Таня широко улыбается:
– Давно пора.
– Не знаю, что там пора, но они ездили на экспертизу.
– Судебно-медицинскую? – Танины глаза снова становятся большими.
– Да, судебно-медицинскую.
– Вот суки… Зачем?
– Как зачем? Посадить меня хотели, – хмыкает Надя, – стол упал на ногу, наверное, решили, что перелом… Увы, ничего у них не вышло.
– Слава богу… А сколько ты с Борисом встречаешься?
– Встречалась, – поправляет Надя. – В августе будет два года.
– Ни хрена себе! – Таня открывает рот и тут же захлопывает. – Значит, так, соседка, ты все правильно сделала. Плохо только, что стол упал не на голову Бориса. – Она взмахивает руками. – Два года! Уму непостижимо… Два года морочить голову молодой девке! Да твой Боря последняя скотина, он только о себе и думает, а ты два года своей молодой и прекрасной жизни потратила на… Я не знаю, что сказать… Просто не знаю. – Она заглядывает Наде в глаза. – Сколько твоему Борису?
– А при чем тут возраст?
– Ну сколько? Он же старше тебя, это дураку понятно.
– Скоро сорок восемь.
– Ну конечно… – хмыкает соседка, снова взмахивая руками. – Это ж как удобно, блин… Девка моложе на семнадцать лет, живет одна, приходи когда хочешь, не замужем, без детей. Он тебе деньги давал?
– Нет.
– Мама дорогая… – Челюсть у Тани отвисает, глаза вываливаются из орбит. – Он не давал тебе денег?
– При чем здесь деньги? – вспыхивает Надя, прекрасно понимая, что вопрос дурацкий: он должен был давать ей хоть на шампунь, продукты, но эти мысли она гнала прочь.
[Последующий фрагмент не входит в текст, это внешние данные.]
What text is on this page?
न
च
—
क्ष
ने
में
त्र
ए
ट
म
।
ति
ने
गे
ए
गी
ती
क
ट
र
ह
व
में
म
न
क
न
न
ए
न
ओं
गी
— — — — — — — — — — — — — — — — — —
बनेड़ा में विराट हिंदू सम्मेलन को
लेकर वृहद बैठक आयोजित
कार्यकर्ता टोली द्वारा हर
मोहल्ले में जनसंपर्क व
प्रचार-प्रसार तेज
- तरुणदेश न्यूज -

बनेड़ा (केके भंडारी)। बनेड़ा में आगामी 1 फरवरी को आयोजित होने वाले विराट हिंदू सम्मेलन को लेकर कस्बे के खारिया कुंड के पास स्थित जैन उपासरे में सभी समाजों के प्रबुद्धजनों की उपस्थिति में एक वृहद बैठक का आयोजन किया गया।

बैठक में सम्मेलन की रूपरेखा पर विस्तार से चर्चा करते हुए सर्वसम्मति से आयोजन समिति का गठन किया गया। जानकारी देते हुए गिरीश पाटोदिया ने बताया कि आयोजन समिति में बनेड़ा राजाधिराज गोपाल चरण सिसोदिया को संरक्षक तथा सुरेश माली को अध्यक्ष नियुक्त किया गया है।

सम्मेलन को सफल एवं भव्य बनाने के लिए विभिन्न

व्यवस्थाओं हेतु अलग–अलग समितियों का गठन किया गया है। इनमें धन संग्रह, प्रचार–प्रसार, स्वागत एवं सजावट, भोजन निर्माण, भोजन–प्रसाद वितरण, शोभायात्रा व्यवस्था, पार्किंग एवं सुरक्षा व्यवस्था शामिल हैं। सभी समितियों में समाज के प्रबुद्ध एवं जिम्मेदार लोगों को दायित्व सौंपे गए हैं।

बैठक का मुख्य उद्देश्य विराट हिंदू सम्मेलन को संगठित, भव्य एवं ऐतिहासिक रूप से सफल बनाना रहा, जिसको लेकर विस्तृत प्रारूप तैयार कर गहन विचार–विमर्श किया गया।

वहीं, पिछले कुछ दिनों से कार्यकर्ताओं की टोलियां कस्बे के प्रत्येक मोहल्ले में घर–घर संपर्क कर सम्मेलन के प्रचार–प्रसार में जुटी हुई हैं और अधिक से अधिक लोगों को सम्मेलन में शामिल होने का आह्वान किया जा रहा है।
– Вот дура… Уникальная дура, – шипит Таня. – Пришел, поел, покувыркался под одеялом и домой… – Она разводит руки. – Это ж супервариант. Бабы сейчас без денег улыбочку не скривят, а тут… Короче, – она хлопает Надю рукой по плечу, – ты все правильно сделала. Вот что я тебе скажу, подруга, на будущее: если мужик максимум через год не бросает жену, гони его в шею. Его жена про тебя знала?
– Да. Ей в марте наше фото прислали.
– Жалко, что не раньше. И что?
– Да ничего. Фото было самое обычное, мы на улице разговаривали.
– И что?
– Ничего. – Надя пожимает плечами. – Вызвала меня поговорить и успокоилась.
– С чего ты взяла, что она успокоилась?
– Боря сказал.
Таня тяжело вздыхает и осуждающе прищелкивает языком:
– Ошибаешься, она не успокоилась. Эта проститутка в курсе всех шашней Бореньки.
– Какая проститутка?
– Борина жена.
– Почему она проститутка?
– Потому что жена кобеля, которая знает про его кобелизм, самая настоящая бытовая проститутка.
– Бытовая? – теперь удивляется Надя.